The roads are beyond bumpy. You can't read a bouncing book and your head bangs the window if you fall asleep. Water bottles roll around and damp dirt-stained towels hang on the back of seats, folding themselves on your knees, not drying.

Go swimming. Swim through the reeds to the where the otters flip. In the heat the water is a heavy silk over your body.

From the water, looking up, the cultivated terraces of Uganda's hilltop villages shimmer with waving rows of green and brown and bent backs of red and blue. On the road women balance tied cloth bundles on their head. The men lazily clutch pangas in their long fingers by their sides. Goats stick to the verge, chewing.

In Africa's deepest lake Africa sings. On a Sunday look to the church on the hill with the cross a sharp silhouette against the blue. Individual voices and single claps are illuminated over the water and you lie in liquid, kilometers away, listening to men and women and children making music with God.

The 5 local boys in their dugout canoe, they can't swim. They show you their catch of opaque-coloured crayfish with transparent shells and ask you for food.

An orphanage overlooks the lake with its splattering of islands. A 16-year-old boy looks after 12 orphans of AIDS. The children wear the dresses you gave to your church collection, ones with ducks outlined in corn-coloured stitches and blue flowers on the hem. Mickey Mouse waves from rags on brown backs. Their black hair is shaved short so they are all wearing the same hairstyle.

People used the video button on their cameras to capture the singing and you hear people listening to it on the truck the next day. Prancing forward or shying back against pushing hands they say their name and sing 'pleased to meet you.' Then they laugh and pull your fingers. Show them their faces on your digital cameras. They sling their arms around your neck, take the glasses from your head and wriggle on your knee.

A girl in a pink dress, her floppy collar has yellow polka dots on it and it hangs over the neck of her pink t-shirt. The t-shirt is embossed with the silhouettes of tall skinny trees, with a helmet of leaves. In front of the trees are the same dark pink outlines of breaking waves. In white and yellow plastic, on top of the trees and water, are a hummingbird and a frangipane flower. The yellow and blue stitched lettering says F.R.E.E G.I.R.L.

My first photo of this girl, her chin is down and her eyes are looking up to me. She's not smiling but her mouth is open like she was thinking about talking. She's holding the wrist of her friend, the girl who led the tribal dance and song.

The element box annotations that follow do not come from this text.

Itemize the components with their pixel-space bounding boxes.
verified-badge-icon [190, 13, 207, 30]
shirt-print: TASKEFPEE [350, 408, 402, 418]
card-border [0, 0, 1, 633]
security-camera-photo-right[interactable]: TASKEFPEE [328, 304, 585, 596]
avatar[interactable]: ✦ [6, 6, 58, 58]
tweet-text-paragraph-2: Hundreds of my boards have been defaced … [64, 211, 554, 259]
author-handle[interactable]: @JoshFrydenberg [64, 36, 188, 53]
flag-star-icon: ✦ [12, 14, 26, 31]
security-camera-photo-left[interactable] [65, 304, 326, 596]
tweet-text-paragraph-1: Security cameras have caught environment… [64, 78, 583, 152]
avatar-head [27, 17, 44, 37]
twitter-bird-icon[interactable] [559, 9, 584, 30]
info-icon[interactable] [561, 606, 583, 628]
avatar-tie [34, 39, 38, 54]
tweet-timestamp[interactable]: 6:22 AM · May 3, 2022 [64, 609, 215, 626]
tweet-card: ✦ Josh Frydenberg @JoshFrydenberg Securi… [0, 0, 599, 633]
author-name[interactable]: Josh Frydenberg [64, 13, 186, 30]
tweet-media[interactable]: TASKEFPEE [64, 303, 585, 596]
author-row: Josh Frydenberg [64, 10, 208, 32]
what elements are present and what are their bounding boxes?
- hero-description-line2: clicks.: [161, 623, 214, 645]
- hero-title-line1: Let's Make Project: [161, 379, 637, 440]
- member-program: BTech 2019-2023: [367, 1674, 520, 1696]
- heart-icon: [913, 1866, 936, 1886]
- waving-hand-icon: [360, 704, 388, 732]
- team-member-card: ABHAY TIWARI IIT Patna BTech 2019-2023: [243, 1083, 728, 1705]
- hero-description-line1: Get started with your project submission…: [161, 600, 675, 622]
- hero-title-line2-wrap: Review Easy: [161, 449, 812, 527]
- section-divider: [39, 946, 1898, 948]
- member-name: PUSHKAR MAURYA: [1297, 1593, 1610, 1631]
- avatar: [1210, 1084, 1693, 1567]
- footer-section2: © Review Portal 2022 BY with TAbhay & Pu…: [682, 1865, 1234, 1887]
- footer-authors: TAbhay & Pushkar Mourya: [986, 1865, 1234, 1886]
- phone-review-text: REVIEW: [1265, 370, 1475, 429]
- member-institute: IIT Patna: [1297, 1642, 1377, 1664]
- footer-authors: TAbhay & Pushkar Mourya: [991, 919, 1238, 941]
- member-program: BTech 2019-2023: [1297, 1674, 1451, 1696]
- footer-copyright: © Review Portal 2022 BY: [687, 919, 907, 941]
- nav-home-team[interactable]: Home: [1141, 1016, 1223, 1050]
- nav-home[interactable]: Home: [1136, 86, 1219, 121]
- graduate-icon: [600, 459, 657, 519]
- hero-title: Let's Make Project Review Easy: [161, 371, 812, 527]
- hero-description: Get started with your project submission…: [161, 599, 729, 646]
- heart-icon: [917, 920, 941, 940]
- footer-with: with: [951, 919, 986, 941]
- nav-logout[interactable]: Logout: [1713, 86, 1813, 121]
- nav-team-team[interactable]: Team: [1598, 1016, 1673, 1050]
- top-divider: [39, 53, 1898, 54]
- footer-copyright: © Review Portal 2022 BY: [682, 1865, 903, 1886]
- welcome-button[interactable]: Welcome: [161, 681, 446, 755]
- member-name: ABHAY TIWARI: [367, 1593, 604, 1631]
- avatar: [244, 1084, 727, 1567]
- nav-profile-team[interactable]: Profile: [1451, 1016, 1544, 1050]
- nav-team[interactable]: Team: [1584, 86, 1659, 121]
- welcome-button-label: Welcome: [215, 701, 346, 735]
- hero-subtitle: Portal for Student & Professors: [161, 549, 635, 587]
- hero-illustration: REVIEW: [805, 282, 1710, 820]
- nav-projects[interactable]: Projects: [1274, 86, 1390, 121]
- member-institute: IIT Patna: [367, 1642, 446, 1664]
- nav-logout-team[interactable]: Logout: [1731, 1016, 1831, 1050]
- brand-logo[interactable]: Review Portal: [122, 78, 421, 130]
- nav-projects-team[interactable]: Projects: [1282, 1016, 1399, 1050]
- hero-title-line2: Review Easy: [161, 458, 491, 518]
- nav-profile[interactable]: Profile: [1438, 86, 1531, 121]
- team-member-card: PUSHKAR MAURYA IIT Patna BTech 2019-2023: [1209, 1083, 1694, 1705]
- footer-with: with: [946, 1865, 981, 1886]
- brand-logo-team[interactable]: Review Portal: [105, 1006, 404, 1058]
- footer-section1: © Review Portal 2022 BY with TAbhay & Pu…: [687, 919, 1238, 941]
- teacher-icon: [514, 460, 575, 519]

Now she's leaning against my bare skin and next to my white, her eyes are yellow. Another picture shows her with 3 other kids, holding onto a camera and laughing. A vein is sticking out in her head she is laughing so hard.

Uganda Scene
Uganda Scene

Sitting on steaming dirt, at this concrete shell called an orphanage, learning to play the bongos with a 15-year-old Ugandan girl, feel the heat. It's like you are lying exposed to the hot sun and the air is like you are trapped in a laundry with no windows and there are two clothe dryers on full.

Veins expand out tight and the blood rushes so thin and fast it makes you go slow, like your brain is concentrating on your inner liquid instead of your limbs. You find yourself preparing your body to shift. You think about the leg to lift and how your hand should brace. Your pores span acres of skin and you feel them individually, the skin on your back and neck that normally you forget unless someone is touching it.

And then there's the heavy air. It is only when you go swimming, breathing the air that lies on the surface, the body lightens and breath is plentiful.